Permintaan terhadap srikaya Utan meningkat seiring dengan musim panen yang berlangsung selama bulan suci ini.
"Permintaan srikaya Utan memang cukup tinggi, karena satu bulan ini lagi musim. Rasanya srikaya Utan beda dengan yang tumbuh di kecamatan lain seperti Moyo Hilir dan Rhee,” ujar Kamaria, salah seorang penjual saat ditemui.
Kamaria menambahkan bahwa srikaya Utan memiliki keunggulan dari segi rasa yang manis, legit, serta ukuran yang besar dan kulit yang lebih bersih tanpa bercak hitam.
"Bepergian ke Sumbawa ataupun bagi pendatang, buah srikaya ini sangat cocok untuk dibawa jadi buah tangan dan dijadikan takjil Ramadhan saat perjalanan," katanya.
Para pedagang srikaya sudah berjajar di pinggir jalan, memudahkan pembeli untuk mendapatkan buah manis ini.
“Banyak mobil atau motor yang berhenti untuk membeli buah ini, bisa dalam bentuk keranjang, atau juga eceran,” ujar Kamaria.
Ia mengungkapkan bahwa dalam sehari, ia bisa meraih keuntungan bersih antara Rp 100.000 hingga Rp 200.000.
Srikaya yang dijualnya diperoleh dari petani dengan harga satu keranjang berkisar antara Rp 150.000 untuk ukuran besar dan Rp 100.000 untuk yang kecil.
"Sekarang ini musim buah, tetapi entah kenapa harganya naik, padahal saya membeli langsung pada petani. Akhirnya, saya juga menaikkan harga jual,” ungkapnya.
Harga srikaya di pasaran bervariasi.
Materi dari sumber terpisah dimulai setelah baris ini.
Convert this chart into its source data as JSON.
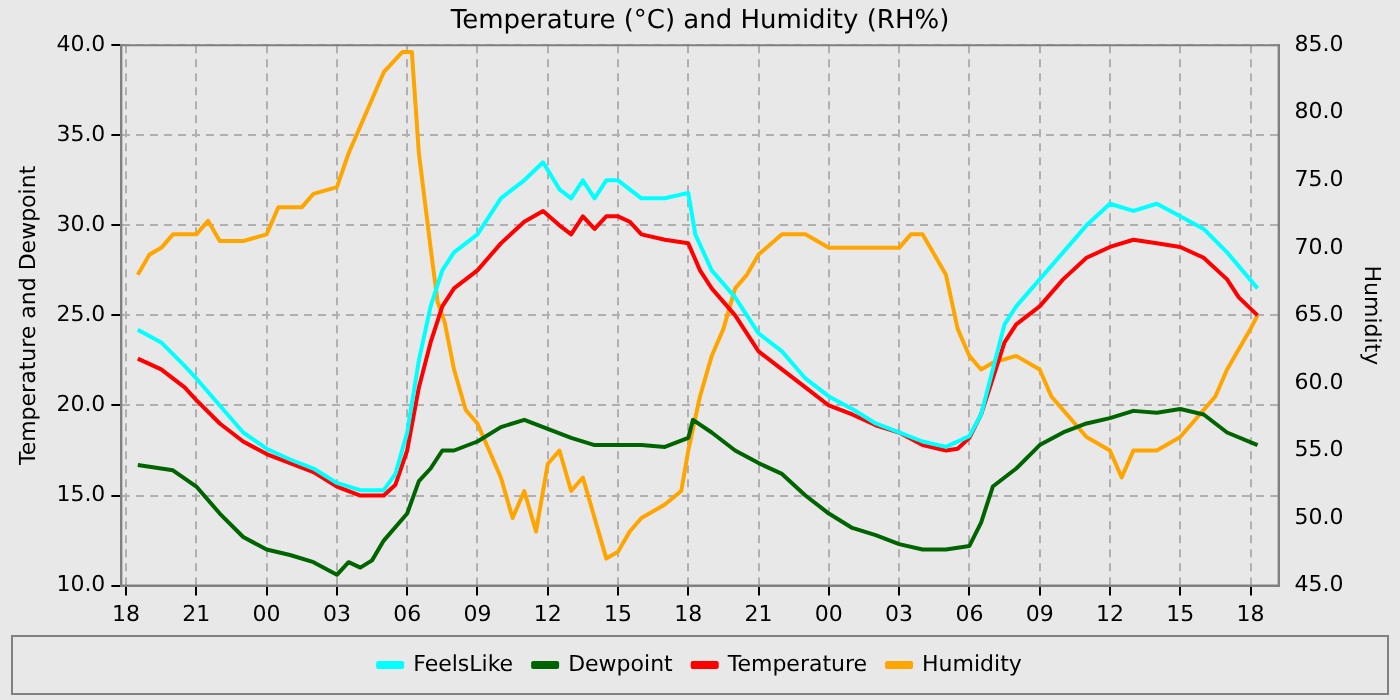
{
  "chart_data": {
    "type": "line",
    "title": "Temperature (°C) and Humidity (RH%)",
    "ylabel": "Temperature and Dewpoint",
    "y2label": "Humidity",
    "xlim": [
      17.8,
      67.2
    ],
    "xticks": [
      {
        "value": 18,
        "label": "18"
      },
      {
        "value": 21,
        "label": "21"
      },
      {
        "value": 24,
        "label": "00"
      },
      {
        "value": 27,
        "label": "03"
      },
      {
        "value": 30,
        "label": "06"
      },
      {
        "value": 33,
        "label": "09"
      },
      {
        "value": 36,
        "label": "12"
      },
      {
        "value": 39,
        "label": "15"
      },
      {
        "value": 42,
        "label": "18"
      },
      {
        "value": 45,
        "label": "21"
      },
      {
        "value": 48,
        "label": "00"
      },
      {
        "value": 51,
        "label": "03"
      },
      {
        "value": 54,
        "label": "06"
      },
      {
        "value": 57,
        "label": "09"
      },
      {
        "value": 60,
        "label": "12"
      },
      {
        "value": 63,
        "label": "15"
      },
      {
        "value": 66,
        "label": "18"
      }
    ],
    "ylim": [
      10,
      40
    ],
    "yticks": [
      {
        "value": 10,
        "label": "10.0"
      },
      {
        "value": 15,
        "label": "15.0"
      },
      {
        "value": 20,
        "label": "20.0"
      },
      {
        "value": 25,
        "label": "25.0"
      },
      {
        "value": 30,
        "label": "30.0"
      },
      {
        "value": 35,
        "label": "35.0"
      },
      {
        "value": 40,
        "label": "40.0"
      }
    ],
    "y2lim": [
      45,
      85
    ],
    "y2ticks": [
      {
        "value": 45,
        "label": "45.0"
      },
      {
        "value": 50,
        "label": "50.0"
      },
      {
        "value": 55,
        "label": "55.0"
      },
      {
        "value": 60,
        "label": "60.0"
      },
      {
        "value": 65,
        "label": "65.0"
      },
      {
        "value": 70,
        "label": "70.0"
      },
      {
        "value": 75,
        "label": "75.0"
      },
      {
        "value": 80,
        "label": "80.0"
      },
      {
        "value": 85,
        "label": "85.0"
      }
    ],
    "grid": true,
    "legend": "bottom",
    "marker": "none",
    "line_style": "solid",
    "series": [
      {
        "name": "FeelsLike",
        "color": "#00ffff",
        "x": [
          18.5,
          19.5,
          20.5,
          21,
          22,
          23,
          24,
          25,
          26,
          27,
          28,
          29,
          29.5,
          30,
          30.5,
          31,
          31.5,
          32,
          33,
          34,
          35,
          35.8,
          36.5,
          37,
          37.5,
          38,
          38.5,
          39,
          40,
          41,
          42,
          42.3,
          43,
          44,
          45,
          46,
          47,
          48,
          49,
          50,
          51,
          52,
          53,
          54,
          54.5,
          55,
          55.5,
          56,
          57,
          58,
          59,
          60,
          61,
          62,
          63,
          64,
          65,
          66.3
        ],
        "values": [
          24.2,
          23.5,
          22.2,
          21.5,
          20.0,
          18.5,
          17.6,
          17.0,
          16.5,
          15.7,
          15.3,
          15.3,
          16.2,
          18.5,
          22.5,
          25.5,
          27.5,
          28.5,
          29.5,
          31.5,
          32.5,
          33.5,
          32,
          31.5,
          32.5,
          31.5,
          32.5,
          32.5,
          31.5,
          31.5,
          31.8,
          29.5,
          27.5,
          26,
          24,
          23,
          21.5,
          20.5,
          19.8,
          19.0,
          18.5,
          18.0,
          17.7,
          18.3,
          19.5,
          22,
          24.5,
          25.5,
          27,
          28.5,
          30,
          31.2,
          30.8,
          31.2,
          30.5,
          29.8,
          28.5,
          26.5
        ]
      },
      {
        "name": "Dewpoint",
        "color": "#006400",
        "x": [
          18.5,
          20,
          21,
          22,
          23,
          24,
          25,
          26,
          27,
          27.5,
          28,
          28.5,
          29,
          30,
          30.5,
          31,
          31.5,
          32,
          33,
          34,
          35,
          36,
          37,
          38,
          39,
          40,
          41,
          42,
          42.2,
          43,
          44,
          45,
          46,
          47,
          48,
          49,
          50,
          51,
          52,
          53,
          54,
          54.5,
          55,
          56,
          57,
          58,
          59,
          60,
          61,
          62,
          63,
          64,
          65,
          66.3
        ],
        "values": [
          16.7,
          16.4,
          15.5,
          14.0,
          12.7,
          12.0,
          11.7,
          11.3,
          10.6,
          11.3,
          11.0,
          11.4,
          12.5,
          14.0,
          15.8,
          16.5,
          17.5,
          17.5,
          18.0,
          18.8,
          19.2,
          18.7,
          18.2,
          17.8,
          17.8,
          17.8,
          17.7,
          18.2,
          19.2,
          18.5,
          17.5,
          16.8,
          16.2,
          15.0,
          14.0,
          13.2,
          12.8,
          12.3,
          12.0,
          12.0,
          12.2,
          13.5,
          15.5,
          16.5,
          17.8,
          18.5,
          19.0,
          19.3,
          19.7,
          19.6,
          19.8,
          19.5,
          18.5,
          17.8
        ]
      },
      {
        "name": "Temperature",
        "color": "#ff0000",
        "x": [
          18.5,
          19.5,
          20.5,
          21,
          22,
          23,
          24,
          25,
          26,
          27,
          28,
          29,
          29.5,
          30,
          30.5,
          31,
          31.5,
          32,
          33,
          34,
          35,
          35.8,
          36.5,
          37,
          37.5,
          38,
          38.5,
          39,
          39.5,
          40,
          41,
          42,
          42.5,
          43,
          44,
          45,
          46,
          47,
          48,
          49,
          50,
          51,
          52,
          53,
          53.5,
          54,
          54.5,
          55,
          55.5,
          56,
          57,
          58,
          59,
          60,
          61,
          62,
          63,
          64,
          65,
          65.5,
          66.3
        ],
        "values": [
          22.6,
          22.0,
          21.0,
          20.3,
          19.0,
          18.0,
          17.3,
          16.8,
          16.3,
          15.5,
          15.0,
          15.0,
          15.6,
          17.5,
          21,
          23.5,
          25.5,
          26.5,
          27.5,
          29,
          30.2,
          30.8,
          30,
          29.5,
          30.5,
          29.8,
          30.5,
          30.5,
          30.2,
          29.5,
          29.2,
          29.0,
          27.5,
          26.5,
          25.0,
          23.0,
          22.0,
          21.0,
          20.0,
          19.5,
          18.9,
          18.5,
          17.8,
          17.5,
          17.6,
          18.2,
          19.5,
          21.5,
          23.5,
          24.5,
          25.5,
          27,
          28.2,
          28.8,
          29.2,
          29.0,
          28.8,
          28.2,
          27.0,
          26.0,
          25.0
        ]
      },
      {
        "name": "Humidity",
        "color": "#ffa500",
        "axis": "y2",
        "x": [
          18.5,
          19,
          19.5,
          20,
          21,
          21.5,
          22,
          23,
          24,
          24.5,
          25.5,
          26,
          27,
          27.5,
          28,
          28.5,
          29,
          29.8,
          30.2,
          30.5,
          31,
          31.3,
          31.6,
          32,
          32.5,
          33,
          33.5,
          34,
          34.5,
          35,
          35.5,
          36,
          36.5,
          37,
          37.5,
          38,
          38.5,
          39,
          39.5,
          40,
          41,
          41.7,
          42,
          42.5,
          43,
          43.5,
          44,
          44.5,
          45,
          46,
          47,
          48,
          48.5,
          49,
          50,
          51,
          51.5,
          52,
          52.5,
          53,
          53.5,
          54,
          54.5,
          55,
          56,
          57,
          57.5,
          58,
          58.5,
          59,
          60,
          60.5,
          61,
          62,
          63,
          64,
          64.5,
          65,
          66,
          66.3
        ],
        "values": [
          68.0,
          69.5,
          70.0,
          71.0,
          71.0,
          72.0,
          70.5,
          70.5,
          71.0,
          73.0,
          73.0,
          74.0,
          74.5,
          77,
          79,
          81,
          83,
          84.5,
          84.5,
          77,
          70,
          66,
          64.5,
          61,
          58,
          57,
          55,
          53,
          50,
          52,
          49,
          54,
          55,
          52,
          53,
          50,
          47,
          47.5,
          49,
          50,
          51,
          52,
          55,
          59,
          62,
          64,
          67,
          68,
          69.5,
          71,
          71,
          70,
          70,
          70,
          70,
          70,
          71,
          71,
          69.5,
          68,
          64,
          62,
          61,
          61.5,
          62,
          61,
          59,
          58,
          57,
          56,
          55,
          53,
          55,
          55,
          56,
          58,
          59,
          61,
          64,
          65
        ]
      }
    ]
  }
}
Satu keranjang besar berkisar Rp 170.000 hingga Rp 180.000, sementara untuk eceran, harga per buah berkisar Rp 1.500 hingga Rp 3.000, tergantung ukuran.
“Untuk anda yang akan bepergian agak jauh, sebaiknya cari yang setengah matang, namun kalau sudah siap dinikmati, bisa cari yang sudah benar-benar matang,” tambahnya.
Marni, pedagang srikaya lainnya, mengungkapkan tantangan dalam berjualan srikaya, yaitu buah ini mudah rusak dan harus dijual dengan cepat.
“Jika tidak segera dijual atau dibeli konsumen, buah gampang hancur,” katanya.
Meski begitu, Marni tidak kapok berjualan srikaya karena sering dicari pembeli, dan hasilnya digunakan untuk memenuhi kebutuhan pokok.
Srikaya, menurut Marni, termasuk buah langka karena hanya berbuah setahun sekali, dengan masa panen yang singkat sekitar satu bulan.
“Antara Januari sampai Februari lah puncaknya,” ujarnya.
Ia juga menambahkan bahwa harga beli srikaya dari petani tidak ada standar khusus, dan ia sendiri yang menentukan harga.
Pohon srikaya tumbuh tanpa perawatan khusus, bahkan bisa dikatakan sebagai pohon liar.
"Mereka (petani) enggak akan menolak," kata Marni, menjelaskan bahwa petani tidak menganggap srikaya sebagai komoditas utama.
Kebanyakan pohon srikaya tumbuh jauh dari pemukiman, dan jika ditanam dekat rumah, kualitasnya cenderung menurun.
Marni menjelaskan bahwa gesekan atau benturan pada buah srikaya dapat menyebabkan kulitnya menghitam saat matang.
“Jadi harus diambil dan ditata satu-satu, enggak boleh langsung ditumpahkan gitu aja,” ceritanya.
Untuk menjaga kualitas, ia mengemas srikaya dalam peti yang dilapisi daun jati, yang membantu proses pematangan buah.
Sementara itu, salah seorang pembeli bernama Cepy (24) mengaku sengaja menjadikan srikaya sebagai takjil karena rasanya yang manis dan musiman.
“Iya, suka makan srikaya sebagai takjil. Sebab jika bukan musim srikaya, sulit untuk mendapatkan buahnya,” tutupnya.